Ericsson Sets Lower Sales-Growth Target Over Three Years
Ericsson AB (ERICB), the world’s largest maker of wireless phone networks, set a new mid-term sales- growth target that’s 2 percentage points lower than the current range as telecommunications companies limit spending.
The company has a target of 2 percent to 8 percent compound annual sales growth through 2014 compared with 2011, Stockholm- based Ericsson said in the executive-stock plan published in the agenda for its May 3 annual shareholders meeting. Last year’s target was 4 percent to 10 percent growth through 2013.
Ericsson’s revenue increased 12 percent last year to 227 billion kronor ($33.6 billion), buoyed by mobile operators’ broadband investments to cope with the exploding number of smartphone users. This year’s growth may slow to 4 percent, according to the average of 32 analyst estimates compiled by Bloomberg. Operators will hold back on spending in the short term, Chief Executive Officer Hans Vestberg said in January.

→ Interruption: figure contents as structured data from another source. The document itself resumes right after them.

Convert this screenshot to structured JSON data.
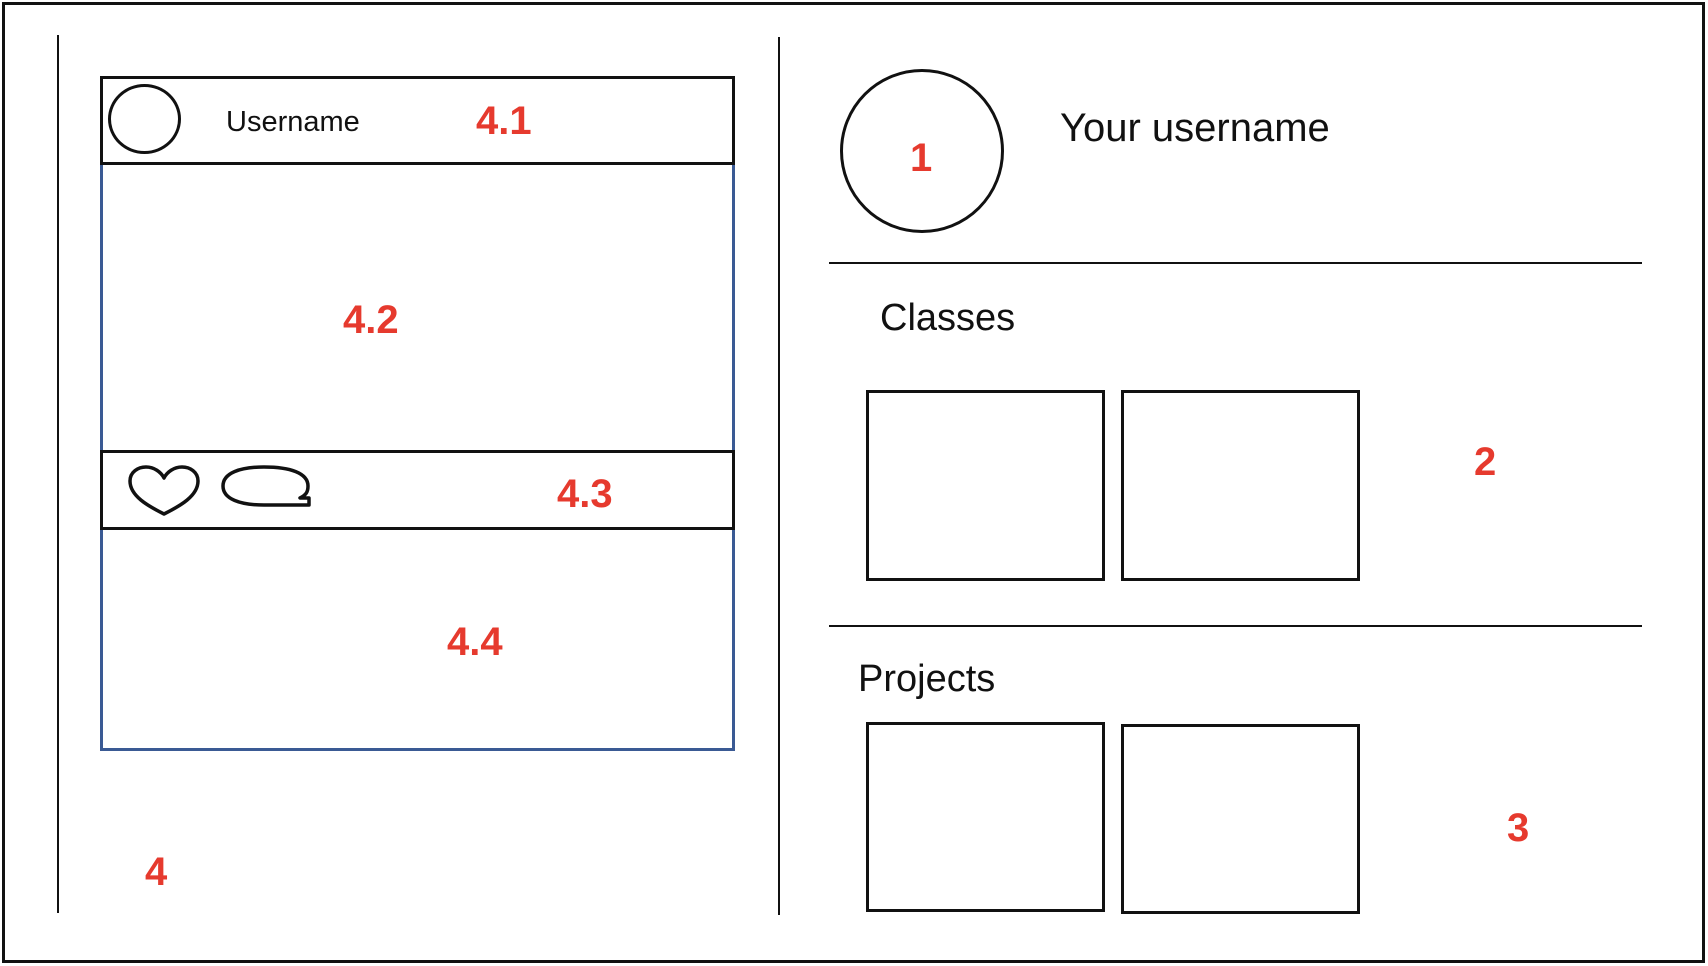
{
  "feed": {
    "post": {
      "header": {
        "username": "Username"
      }
    }
  },
  "profile": {
    "username": "Your username",
    "classes": {
      "title": "Classes",
      "card_count": 2
    },
    "projects": {
      "title": "Projects",
      "card_count": 2
    }
  },
  "annotations": {
    "profile_header": "1",
    "classes_section": "2",
    "projects_section": "3",
    "feed_column": "4",
    "post_header": "4.1",
    "post_image": "4.2",
    "post_actions": "4.3",
    "post_caption": "4.4"
  },
  "colors": {
    "annotation": "#e63a2e",
    "post_border": "#3a5a94",
    "line": "#111111"
  },
  "icons": [
    "avatar-icon",
    "heart-icon",
    "comment-icon"
  ]
}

“Last year, growth was strong so it is probably unreasonable to expect the company to maintain its three-year growth target,” said Mats Nystroem, a Stockholm-based analyst at SEB Enskilda. “This year is more challenging, and we can’t rule out that the future beyond 2012 could also be slightly negative.”
Ericsson declined 1.8 percent to 66.35 kronor as of 3:11 p.m. in Stockholm. The company retained a target of 5 percent to 15 percent growth in operating profit and a plan for cash conversion of at least 70 percent annually.
Equipment Market Contracts
The market for radio base stations and related equipment contracted 8 percent in the fourth quarter of 2011 after growing in the first nine months to produce a 15 percent expansion rate for the year, said Stefan Pongratz, an analyst at Dell’Oro Group.
“While there are signs that operators in various regions slowed down investments, the product mix played a significant role in the fourth quarter,” Pongratz said by e-mail.
North American carriers spent less on older mobile broadband networks using the CDMA standard as they shifted to newer so-called fourth-generation networks, Ericsson said in January.
Ericsson’s share of radio equipment increased to 37.9 percent from 33.5 percent in 2010, Pongratz said. Huawei Technologies Co. was the second-largest vendor with a 20.8 percent market share, followed by Nokia Siemens Networks at 19.1 percent.